Et dire qu'elle voyait presque les bras de Morphée quand lui vint l'idée... "C'est en zappant, une nuit où elle était à moitié endormie sur son canapé, que Tina Uebel tomba sur un sujet de la BBC [The Spy Who Stole My Life, ndlr] qui retraçait l'affaire Freegard", nous apprend Nelly Bernard, l'éditrice du livre en France. De 1992 à 2002, Freegard se fit passer pour un agent du MI-5 pourchassé par l'IRA, parvint à exercer une emprise diabolique sur plusieurs de ses compatriotes britanniques et à leur extorquer de l'argent. L'éditrice de poursuivre: "Le lendemain, elle est parvenue à avoir le journaliste en ligne, et a été suffisamment persuasive pour se faire prêter la cassette vidéo de son film." En 2009, Die Wahrheit über Frankie, quatrième roman de Tina Uebel, reçut un fort bon accueil critique et 30 000 exemplaires trouvèrent acheteurs en un an.
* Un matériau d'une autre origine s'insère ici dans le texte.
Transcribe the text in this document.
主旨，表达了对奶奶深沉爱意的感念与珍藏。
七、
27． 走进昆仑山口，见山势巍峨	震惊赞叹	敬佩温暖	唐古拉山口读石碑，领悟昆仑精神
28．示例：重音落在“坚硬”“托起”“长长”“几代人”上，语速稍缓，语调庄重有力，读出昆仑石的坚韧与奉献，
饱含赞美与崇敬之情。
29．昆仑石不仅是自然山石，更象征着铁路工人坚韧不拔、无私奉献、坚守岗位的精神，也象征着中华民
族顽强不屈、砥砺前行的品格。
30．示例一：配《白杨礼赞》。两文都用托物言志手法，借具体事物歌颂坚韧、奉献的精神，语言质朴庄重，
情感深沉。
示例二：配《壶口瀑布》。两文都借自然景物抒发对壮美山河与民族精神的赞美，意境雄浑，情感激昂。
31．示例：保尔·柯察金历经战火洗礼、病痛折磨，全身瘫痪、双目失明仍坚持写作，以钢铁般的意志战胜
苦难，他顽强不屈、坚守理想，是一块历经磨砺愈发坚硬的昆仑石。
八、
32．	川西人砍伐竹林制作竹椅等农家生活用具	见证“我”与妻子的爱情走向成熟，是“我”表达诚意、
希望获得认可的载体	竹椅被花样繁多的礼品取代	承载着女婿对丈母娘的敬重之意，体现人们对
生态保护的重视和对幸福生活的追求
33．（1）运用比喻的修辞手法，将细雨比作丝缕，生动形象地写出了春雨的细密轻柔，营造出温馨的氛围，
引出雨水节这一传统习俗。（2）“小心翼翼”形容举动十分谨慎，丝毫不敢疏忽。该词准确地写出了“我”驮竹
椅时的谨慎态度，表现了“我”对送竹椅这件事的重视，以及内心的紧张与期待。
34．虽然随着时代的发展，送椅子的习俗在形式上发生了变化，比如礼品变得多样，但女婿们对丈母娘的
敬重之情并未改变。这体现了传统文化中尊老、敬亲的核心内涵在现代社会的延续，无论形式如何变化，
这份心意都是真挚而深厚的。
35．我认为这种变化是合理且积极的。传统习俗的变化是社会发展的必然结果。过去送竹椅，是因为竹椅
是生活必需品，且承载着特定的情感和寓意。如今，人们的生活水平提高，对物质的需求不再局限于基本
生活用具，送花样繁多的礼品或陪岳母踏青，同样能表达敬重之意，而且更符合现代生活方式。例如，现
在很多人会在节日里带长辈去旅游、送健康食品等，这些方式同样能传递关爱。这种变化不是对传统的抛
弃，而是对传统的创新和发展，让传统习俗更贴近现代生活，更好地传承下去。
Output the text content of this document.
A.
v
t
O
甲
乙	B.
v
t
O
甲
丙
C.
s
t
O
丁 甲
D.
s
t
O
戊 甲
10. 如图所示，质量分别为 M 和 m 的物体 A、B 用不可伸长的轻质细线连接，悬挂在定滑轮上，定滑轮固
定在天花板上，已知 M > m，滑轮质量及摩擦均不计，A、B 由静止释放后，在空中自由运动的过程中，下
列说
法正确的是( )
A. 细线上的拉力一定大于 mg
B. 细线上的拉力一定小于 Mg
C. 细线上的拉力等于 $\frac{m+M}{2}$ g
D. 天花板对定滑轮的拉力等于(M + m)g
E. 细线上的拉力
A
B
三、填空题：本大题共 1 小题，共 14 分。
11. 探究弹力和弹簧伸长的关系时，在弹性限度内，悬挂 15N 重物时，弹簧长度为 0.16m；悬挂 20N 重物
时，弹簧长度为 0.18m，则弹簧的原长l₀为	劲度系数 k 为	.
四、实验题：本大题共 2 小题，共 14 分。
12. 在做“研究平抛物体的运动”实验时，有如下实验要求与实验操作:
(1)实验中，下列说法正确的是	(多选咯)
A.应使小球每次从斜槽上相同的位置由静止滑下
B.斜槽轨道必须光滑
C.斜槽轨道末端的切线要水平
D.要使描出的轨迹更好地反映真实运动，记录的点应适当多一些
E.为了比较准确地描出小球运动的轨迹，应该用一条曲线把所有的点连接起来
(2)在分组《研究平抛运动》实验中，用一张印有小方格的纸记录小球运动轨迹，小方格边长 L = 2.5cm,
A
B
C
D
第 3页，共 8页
Ecrivain et reporter, Tina Uebel est une voyageuse souvent injoignable. Pour sa traductrice, Stéphanie Lux, qui vit à Berlin et qui connaît bien son oeuvre, elle est une romancière "qui brouille la notion de réel. Ce polar, poursuit-elle, fait écho à son premier roman, Ich bin Duke, paru en 2002, où deux amis complètement désoeuvrés s'inventent des histoires de plus en plus sombres".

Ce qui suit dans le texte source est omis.